HOJE EU




DESENVOLVENDO E DANDO CONTINUIDADE AS MINHAS PESQUISAS, SOMADO À MATURIDADE AO ENTENDIMENTO, OU COMPREENSÃO DO OFÍCIO, PASSEI A CURTIR MAIS E SOFRER MENOS. A FASE PERFECCIONISTA, ONDE EU SOFRIA E TORTURAVA OS ATORES PARA QUE TUDO SAISSE PERFEITO PASSOU. NÃO QUER DIZER QUE RELAXEI, MAS PASSEI A CONFIAR MAIS NO MEU TRABALHO E NO DESEMPENHO DOS ATORES. PERFECCIONISTO ESTÁ DIRETAMENTE LIGADO A INSEGURANÇA.

OUTRA CARACTERÍSTICA QUE ABANDONEI FOI O AUTORITARISMO. TINHA QUE ME IMPOR PARA QUE FOSSE VISTO COMO SUPERIOR OU LÍDER. HOJE NÃO PRECISO ELEVAR A VOZ OU MOSTRAR QUE ESTOU NO COMANDO. VEJO A RELAÇÃO DIRETOR-ATOR COMO UMA PARCERIA. AMBOS ESTÃO EMPENHADOS PARA UM BEM COMUM.

ISSO SE REPRODUZ NA PRÁTICA DOS ENSAIOS ONDE AO INVÉS DE IMPOR A MINHA CRIAÇÃO COMO SUPREMA PROCURO NEGOCIAR COM OS ATORES PARA CHEGARMOS A UM RESULTADO ONDE AMBOS SE SINTAM REALIZADOS.
QUANDO PRECISO, PROCURO EXPLORAR O QUE HÁ DE MELHOR EM CADA ATOR E AJUDÁ-LOS A EXTERNAR TUDO DE MAIS RICO, TRANSFORMANDO EM ESPETÁCULO. MINHA INVESTIGAÇÃO É JUSTAMENTE PARA PERCEBER QUAL CAMINHO SEGUIR. E ISSO É DIFERENTE PARA CADA ATOR. É SIMPLESMENTE FASCINANTE PERCORRER ESTE MUNDO.

MUITOS QUE ME CONHECERAM NA FASE TIRANA ESTRANHAM MEU MODO DE CONDUZIR HOJE EM DIA, MAS SINTO UMA ENORME SATISFAÇÃO EM PODER CONSEGUIR RESULTADOS INCRÍVEIS MANTENDO O NÍVEL SONORO BEM TRANQUILO.

A MATURIDE É INCRÍVEL. E JUNTO COM TODA ESSA PERCEPÇÃO VIERAM GRANDES ESCLARECIMENTOS E UMA SENSIBILIDADE INCRÍVEL QUE ME PÔS NO CAMINHO DA DESCOBERTA DA VERDADEIRA INTERPRETAÇÃO.
CAMINHO ESTE ILUMINADO PELO ANSEIO DE CADA VEZ MAIS LEVAR EMOÇÃO AO PÚBLICO.

E O PERCURSO CONTINUA. GRANDE ARTE QUE NOS DÁ A CADA FASE DA VIDA UMA NOVA DESCOBERTA.


VAMOS SEGUIR, POIS SE EXISTISSE UM PONTO FINAL NÃO TERIA SENTIDO CONTINUAR.






Seminário de Direção


Entrevista para Ivone Dias

Estudante de Teatro (Artes Cênicas) na UNIÍTALO - Centro Universitário Ítalo Brasileiro

Para "Seminário de Direção".



Alguns trechos

O diretor Carlos Marroco conduz o ator para uma preparação de atuação
consciente, segura e ética, assim como nas demais profissões, partindo do princípio de
que o público é quem deve se emocionar, e da grande responsabilidade e respeito que
o artista tem que ter.

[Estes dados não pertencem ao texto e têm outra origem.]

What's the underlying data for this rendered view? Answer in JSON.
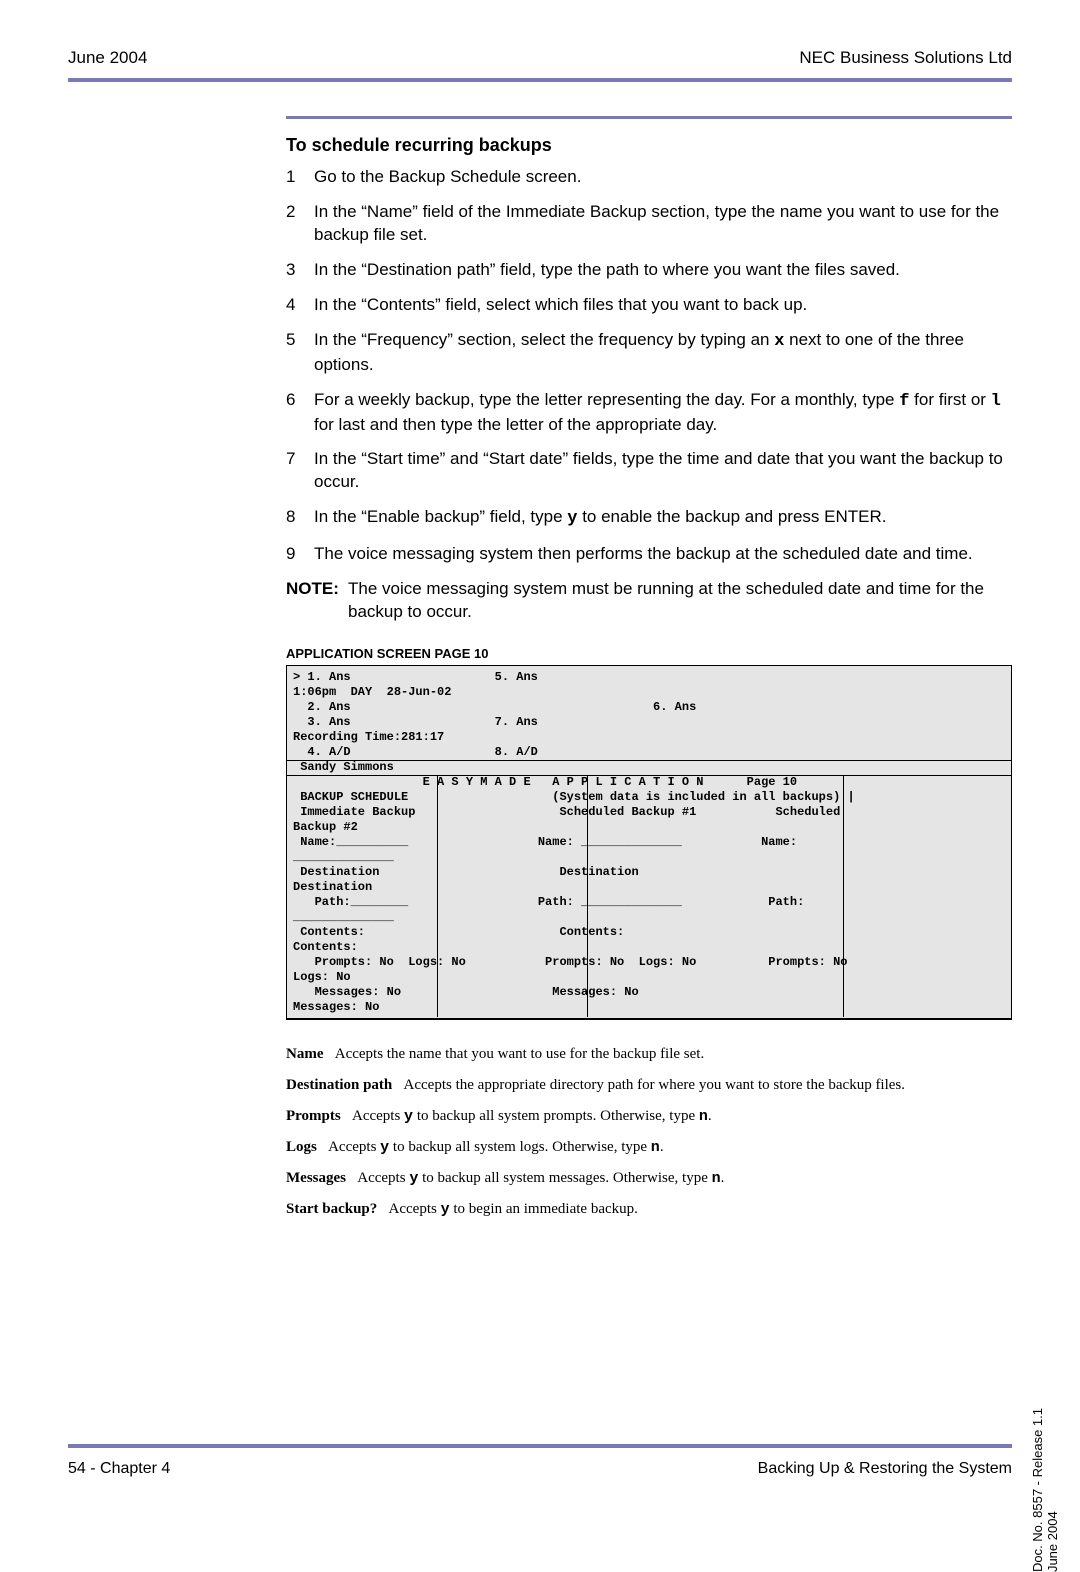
{
  "header": {
    "left": "June 2004",
    "right": "NEC Business Solutions Ltd"
  },
  "section": {
    "heading": "To schedule recurring backups",
    "steps": [
      "Go to the Backup Schedule screen.",
      "In the “Name” field of the Immediate Backup section, type the name you want to use for the backup file set.",
      "In the “Destination path” field, type the path to where you want the files saved.",
      "In the “Contents” field, select which files that you want to back up.",
      {
        "pre": "In the “Frequency” section, select the frequency by typing an ",
        "code": "x",
        "post": " next to one of the three options."
      },
      {
        "pre": "For a weekly backup, type the letter representing the day. For a monthly, type ",
        "code": "f",
        "mid": " for first or ",
        "code2": "l",
        "post": " for last and then type the letter of the appropriate day."
      },
      "In the “Start time” and “Start date” fields, type the time and date that you want the backup to occur.",
      {
        "pre": "In the “Enable backup” field, type ",
        "code": "y",
        "post": " to enable the backup and press ENTER."
      },
      "The voice messaging system then performs the backup at the scheduled date and time."
    ],
    "note_label": "NOTE:",
    "note_text": "The voice messaging system must be running at the scheduled date and time for the backup to occur."
  },
  "screen": {
    "title": "APPLICATION SCREEN PAGE 10",
    "body": "> 1. Ans                    5. Ans\n1:06pm  DAY  28-Jun-02\n  2. Ans                                          6. Ans\n  3. Ans                    7. Ans\nRecording Time:281:17\n  4. A/D                    8. A/D\n Sandy Simmons\n                  E A S Y M A D E   A P P L I C A T I O N      Page 10\n BACKUP SCHEDULE                    (System data is included in all backups) |\n Immediate Backup                    Scheduled Backup #1           Scheduled\nBackup #2\n Name:__________                  Name: ______________           Name:\n______________\n Destination                         Destination\nDestination\n   Path:________                  Path: ______________            Path:\n______________\n Contents:                           Contents:\nContents:\n   Prompts: No  Logs: No           Prompts: No  Logs: No          Prompts: No\nLogs: No\n   Messages: No                     Messages: No\nMessages: No"
  },
  "fields": {
    "name": {
      "label": "Name",
      "text": "Accepts the name that you want to use for the backup file set."
    },
    "destpath": {
      "label": "Destination path",
      "text": "Accepts the appropriate directory path for where you want to store the backup files."
    },
    "prompts": {
      "label": "Prompts",
      "pre": "Accepts ",
      "y": "y",
      "mid": " to backup all system prompts. Otherwise, type  ",
      "n": "n",
      "post": "."
    },
    "logs": {
      "label": "Logs",
      "pre": "Accepts ",
      "y": "y",
      "mid": " to backup all system logs. Otherwise, type  ",
      "n": "n",
      "post": "."
    },
    "messages": {
      "label": "Messages",
      "pre": "Accepts ",
      "y": "y",
      "mid": " to backup all system messages. Otherwise, type  ",
      "n": "n",
      "post": "."
    },
    "start": {
      "label": "Start backup?",
      "pre": "Accepts ",
      "y": "y",
      "post": " to begin an immediate backup."
    }
  },
  "side": {
    "line1": "Doc. No. 8557 - Release 1.1",
    "line2": "June 2004"
  },
  "footer": {
    "left": "54 - Chapter 4",
    "right": "Backing Up & Restoring the System"
  }
}
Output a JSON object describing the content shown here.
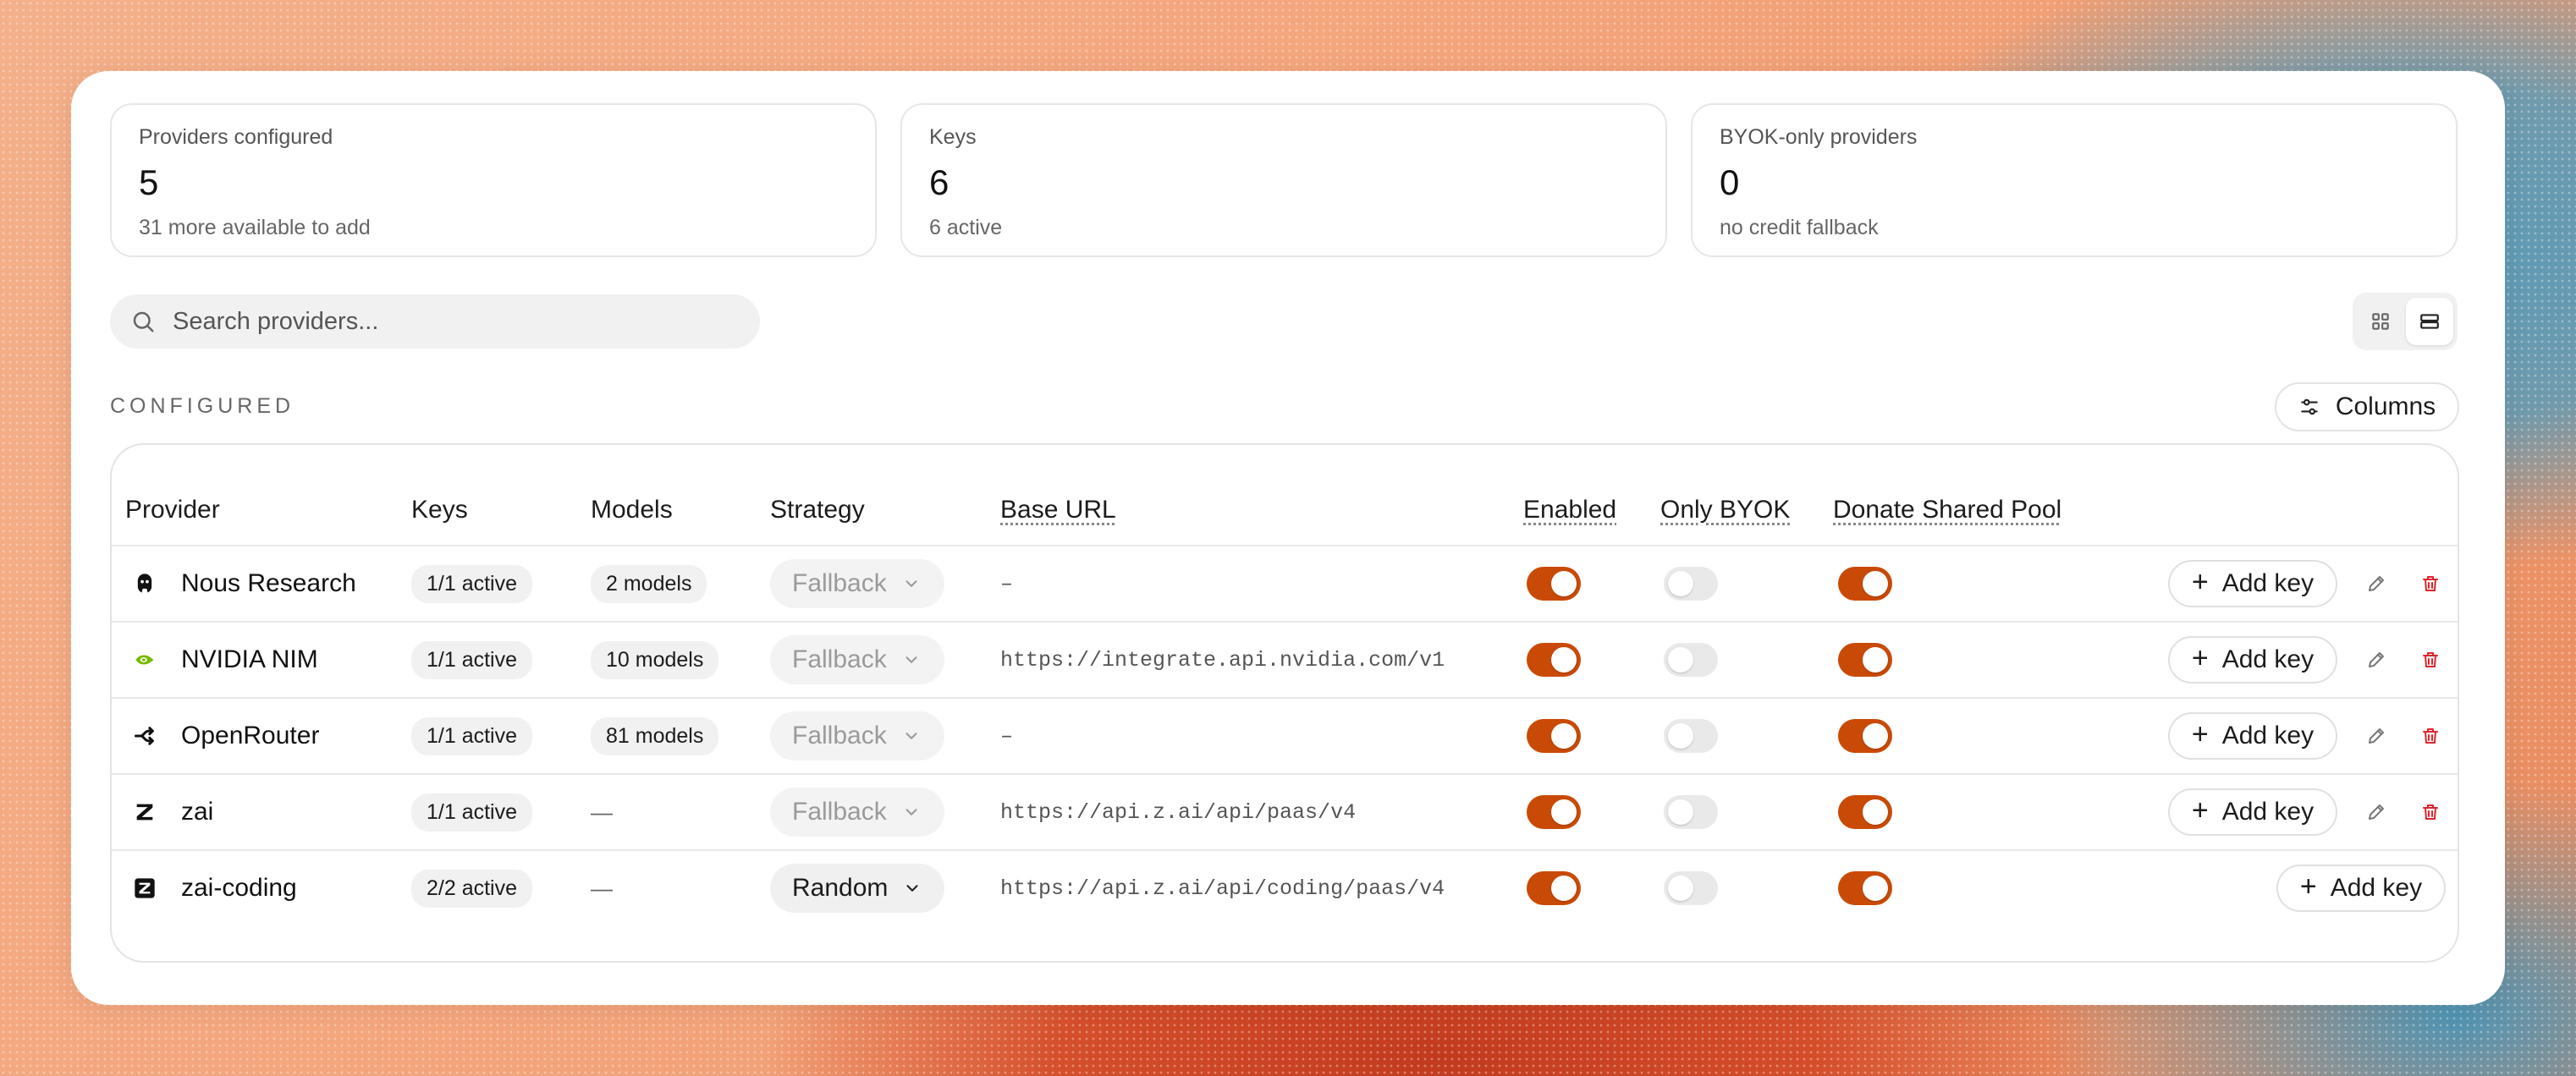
{
  "stats": [
    {
      "label": "Providers configured",
      "value": "5",
      "sub": "31 more available to add"
    },
    {
      "label": "Keys",
      "value": "6",
      "sub": "6 active"
    },
    {
      "label": "BYOK-only providers",
      "value": "0",
      "sub": "no credit fallback"
    }
  ],
  "search": {
    "placeholder": "Search providers..."
  },
  "section": {
    "title": "CONFIGURED",
    "columns_label": "Columns"
  },
  "table": {
    "headers": {
      "provider": "Provider",
      "keys": "Keys",
      "models": "Models",
      "strategy": "Strategy",
      "base_url": "Base URL",
      "enabled": "Enabled",
      "only_byok": "Only BYOK",
      "donate": "Donate Shared Pool"
    },
    "rows": [
      {
        "icon": "nous-research-icon",
        "name": "Nous Research",
        "keys": "1/1 active",
        "models": "2 models",
        "strategy": "Fallback",
        "strategy_enabled": false,
        "base_url": "–",
        "enabled": true,
        "only_byok": false,
        "donate": true,
        "add_key": "Add key",
        "editable": true
      },
      {
        "icon": "nvidia-icon",
        "name": "NVIDIA NIM",
        "keys": "1/1 active",
        "models": "10 models",
        "strategy": "Fallback",
        "strategy_enabled": false,
        "base_url": "https://integrate.api.nvidia.com/v1",
        "enabled": true,
        "only_byok": false,
        "donate": true,
        "add_key": "Add key",
        "editable": true
      },
      {
        "icon": "openrouter-icon",
        "name": "OpenRouter",
        "keys": "1/1 active",
        "models": "81 models",
        "strategy": "Fallback",
        "strategy_enabled": false,
        "base_url": "–",
        "enabled": true,
        "only_byok": false,
        "donate": true,
        "add_key": "Add key",
        "editable": true
      },
      {
        "icon": "zai-icon",
        "name": "zai",
        "keys": "1/1 active",
        "models": "—",
        "strategy": "Fallback",
        "strategy_enabled": false,
        "base_url": "https://api.z.ai/api/paas/v4",
        "enabled": true,
        "only_byok": false,
        "donate": true,
        "add_key": "Add key",
        "editable": true
      },
      {
        "icon": "zai-coding-icon",
        "name": "zai-coding",
        "keys": "2/2 active",
        "models": "—",
        "strategy": "Random",
        "strategy_enabled": true,
        "base_url": "https://api.z.ai/api/coding/paas/v4",
        "enabled": true,
        "only_byok": false,
        "donate": true,
        "add_key": "Add key",
        "editable": false
      }
    ]
  },
  "colors": {
    "accent": "#c94a06",
    "danger": "#e0242a"
  }
}
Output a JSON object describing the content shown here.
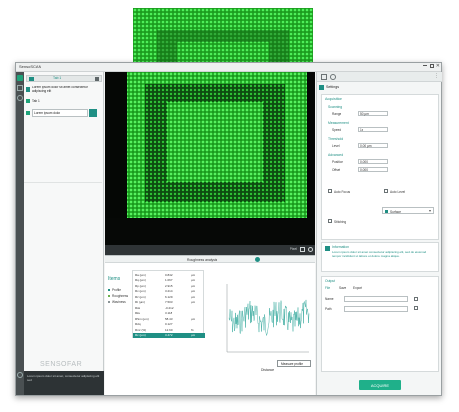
{
  "app": {
    "title": "SensoSCAN"
  },
  "left_panel": {
    "file_name": "Lorem ipsum dolor sit amet consectetur adipiscing elit",
    "tab_name": "Tab 1",
    "selected_item": "Lorem ipsum dolor",
    "logo_text": "SENSOFAR",
    "notice_text": "Lorem ipsum dolor sit amet, consectetur adipiscing elit sed"
  },
  "viewer": {
    "status": "Pixel"
  },
  "bottom_panel": {
    "tab_label": "Roughness analysis",
    "params_title": "Items",
    "legend": [
      "Profile",
      "Roughness",
      "Waviness"
    ],
    "table_rows": [
      {
        "name": "Ra (µm)",
        "value": "0.842",
        "unit": "µm"
      },
      {
        "name": "Rq (µm)",
        "value": "1.067",
        "unit": "µm"
      },
      {
        "name": "Rp (µm)",
        "value": "2.915",
        "unit": "µm"
      },
      {
        "name": "Rv (µm)",
        "value": "3.214",
        "unit": "µm"
      },
      {
        "name": "Rz (µm)",
        "value": "6.129",
        "unit": "µm"
      },
      {
        "name": "Rt (µm)",
        "value": "7.503",
        "unit": "µm"
      },
      {
        "name": "Rsk",
        "value": "-0.212",
        "unit": ""
      },
      {
        "name": "Rku",
        "value": "3.118",
        "unit": ""
      },
      {
        "name": "RSm (µm)",
        "value": "58.43",
        "unit": "µm"
      },
      {
        "name": "Rdq",
        "value": "0.127",
        "unit": ""
      },
      {
        "name": "Rmr (%)",
        "value": "12.60",
        "unit": "%"
      },
      {
        "name": "Rc (µm)",
        "value": "3.472",
        "unit": "µm"
      }
    ],
    "chart_button": "Measure profile",
    "chart_xlabel": "Distance"
  },
  "right_panel": {
    "header": "Settings",
    "section_title": "Acquisition",
    "groups": [
      {
        "title": "Scanning",
        "rows": [
          {
            "label": "Range",
            "value": "50 µm"
          }
        ]
      },
      {
        "title": "Measurement",
        "rows": [
          {
            "label": "Speed",
            "value": "1x"
          }
        ]
      },
      {
        "title": "Threshold",
        "rows": [
          {
            "label": "Level",
            "value": "0.00 µm"
          }
        ]
      },
      {
        "title": "Advanced",
        "rows": [
          {
            "label": "Position",
            "value": "0.000"
          },
          {
            "label": "Offset",
            "value": "0.000"
          }
        ]
      }
    ],
    "options": [
      "Auto Focus",
      "Auto Level"
    ],
    "select_value": "Surface",
    "checkbox_label": "Stitching",
    "info_title": "Information",
    "info_text": "Lorem ipsum dolor sit amet consectetur adipiscing elit, sed do eiusmod tempor incididunt ut labore et dolore magna aliqua.",
    "output_title": "Output",
    "output_tabs": [
      "File",
      "Save",
      "Export"
    ],
    "field_labels": [
      "Name",
      "Path"
    ],
    "acquire_button": "ACQUIRE"
  },
  "colors": {
    "accent": "#1f8f84",
    "green": "#22d12c",
    "dark": "#2f3436"
  }
}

Seus exercícios são voltados para que o ator domine com
precisão todas as técnicas de trabalho, físico e mental, amparado por leituras
específicas e acúmulo de informações, necessárias para o desenvolvimento intelectual,
fundamental para as boas atuações.

Para Marroco teatro é a arte universal, a arte que conta história, segundo
palavras do diretor o teatro é imortal, pois a troca com o espectador no ato ao vivo do
teatro, a emoção que se tem ao vivo, é algo transformador, para ele o teatro sempre vai
se reinventar e levar as pessoas a uma emoção única.

O diretor Carlos Marroco pensa no final, para ele o importante é ter o público
como centro, como objetivo central, pensa ele no teatro de forma dialética que leve uma
mensagem e mesmo que o teatro seja feito para entretenimento, deve ser levada
alguma mensagem, por esse motivo é necessário fazer um estudo minucioso sobre o
texto que será encenado, visando sempre o que se vai agregar ao público.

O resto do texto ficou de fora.